An attorney representing one of the defendants in the Twin Peaks biker trial will file a motion Thursday at the McLennan County courthouse.
Cody Ledbetter, who was at the Twin Peaks restaurant during the shootout is being represented by Paul Looney.
Nine people died, 23 injured and 177 people were arrested after the May 17, 2015 incident. Out of the 177 people, 154 were indicted.
According to a press release from Looney & Conrad, P.C., the filing of the motion is based on illegal and outrageous government conduct.
Looney said his client had photos and/or videos of himself and his wife engaging in consensual sexual activity on his phone that were meant for only the two of them to view. When Ledbetter was arrested, the images were copied by law enforcement after a search of his phone. Looney stated in the release the search was outside the scope of any warrant or other authorization as the images had no value as evidence.
The images were copied more than 150 items and distrusted to counsel and staff for each of the “Twin Peaks Defendants.” Looney said it is a violation of Sec. 21.16(b) of the Texas Penal Code.

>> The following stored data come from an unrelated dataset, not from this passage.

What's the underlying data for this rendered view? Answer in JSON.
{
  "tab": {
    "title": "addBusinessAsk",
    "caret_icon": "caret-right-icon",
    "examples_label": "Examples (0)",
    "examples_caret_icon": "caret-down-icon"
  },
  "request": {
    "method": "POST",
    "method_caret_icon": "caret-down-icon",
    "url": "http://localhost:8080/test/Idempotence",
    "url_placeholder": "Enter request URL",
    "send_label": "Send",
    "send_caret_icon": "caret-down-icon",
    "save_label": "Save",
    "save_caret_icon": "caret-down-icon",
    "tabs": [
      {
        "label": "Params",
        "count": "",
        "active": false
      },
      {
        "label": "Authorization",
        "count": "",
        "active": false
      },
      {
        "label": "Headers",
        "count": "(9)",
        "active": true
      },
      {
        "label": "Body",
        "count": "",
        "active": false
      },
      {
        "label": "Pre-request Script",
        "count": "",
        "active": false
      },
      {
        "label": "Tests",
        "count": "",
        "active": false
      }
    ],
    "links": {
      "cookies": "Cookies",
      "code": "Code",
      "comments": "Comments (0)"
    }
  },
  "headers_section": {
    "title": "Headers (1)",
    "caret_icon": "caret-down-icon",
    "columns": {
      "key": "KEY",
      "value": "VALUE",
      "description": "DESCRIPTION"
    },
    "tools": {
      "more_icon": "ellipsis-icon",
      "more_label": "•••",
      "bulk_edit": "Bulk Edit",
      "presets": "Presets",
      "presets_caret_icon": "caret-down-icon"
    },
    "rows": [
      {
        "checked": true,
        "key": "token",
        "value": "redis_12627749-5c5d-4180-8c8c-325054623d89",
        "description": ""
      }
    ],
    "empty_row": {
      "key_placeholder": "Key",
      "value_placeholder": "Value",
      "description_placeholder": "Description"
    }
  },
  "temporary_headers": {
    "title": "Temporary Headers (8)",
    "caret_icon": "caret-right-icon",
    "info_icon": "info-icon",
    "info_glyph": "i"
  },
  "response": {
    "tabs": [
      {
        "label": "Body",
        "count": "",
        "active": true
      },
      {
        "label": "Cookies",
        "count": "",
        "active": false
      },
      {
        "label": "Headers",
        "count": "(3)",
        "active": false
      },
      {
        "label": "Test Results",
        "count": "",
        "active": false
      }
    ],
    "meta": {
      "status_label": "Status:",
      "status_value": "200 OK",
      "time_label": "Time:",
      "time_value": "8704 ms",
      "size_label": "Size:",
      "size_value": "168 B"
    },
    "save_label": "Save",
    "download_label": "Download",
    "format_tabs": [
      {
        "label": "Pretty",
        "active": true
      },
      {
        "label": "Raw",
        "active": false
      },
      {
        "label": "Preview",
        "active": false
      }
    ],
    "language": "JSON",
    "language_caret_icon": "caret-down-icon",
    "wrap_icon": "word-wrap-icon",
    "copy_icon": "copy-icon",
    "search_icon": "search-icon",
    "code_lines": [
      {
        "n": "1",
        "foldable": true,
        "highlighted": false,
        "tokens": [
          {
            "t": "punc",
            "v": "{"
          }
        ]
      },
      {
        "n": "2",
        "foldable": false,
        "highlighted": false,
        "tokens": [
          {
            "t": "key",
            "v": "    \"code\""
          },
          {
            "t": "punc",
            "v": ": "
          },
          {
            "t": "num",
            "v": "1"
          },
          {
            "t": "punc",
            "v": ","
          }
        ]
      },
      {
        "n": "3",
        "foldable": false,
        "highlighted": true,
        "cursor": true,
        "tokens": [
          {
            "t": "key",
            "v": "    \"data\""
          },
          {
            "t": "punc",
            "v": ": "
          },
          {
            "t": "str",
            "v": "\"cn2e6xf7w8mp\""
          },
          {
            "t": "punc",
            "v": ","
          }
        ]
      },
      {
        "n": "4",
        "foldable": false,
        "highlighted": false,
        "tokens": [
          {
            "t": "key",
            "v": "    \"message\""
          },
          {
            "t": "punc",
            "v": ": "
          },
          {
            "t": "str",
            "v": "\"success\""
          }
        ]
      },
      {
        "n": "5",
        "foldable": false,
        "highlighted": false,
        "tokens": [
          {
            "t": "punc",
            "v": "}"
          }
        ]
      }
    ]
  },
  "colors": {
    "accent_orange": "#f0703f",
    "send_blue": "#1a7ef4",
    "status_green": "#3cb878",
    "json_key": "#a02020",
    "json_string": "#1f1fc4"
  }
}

“The District Attorney and his assistants have committed numerous crimes against Mr. Ledbetter and his wife by knowingly revealing these intimate images on his telephone without any legal excuse,” he said.
Lonney’s partner, Clay S. Conrad said the state has a duty to disclose relevant information, but they also have a duty to not disclose private sexual images having absolutely nothing to do with the current case.
“They are not protected by immunity; they are not protected by discovery rules and they are not protected by common sense,” Looney said. “those actions were and still are simply criminal. The District Attorneys’ office in McLennan County can no longer be responsible for the prosecution Cody Ledbetter; a special prosecutor must be appointed.”
Looney said there is no argument that a person can criminally victimize another person and continue to serve as prosecutor against that person.
“McLennan County citizens have a right to be disgusted with the behavior of their prosecutors,” he said.
The first trial is set for Monday October 9.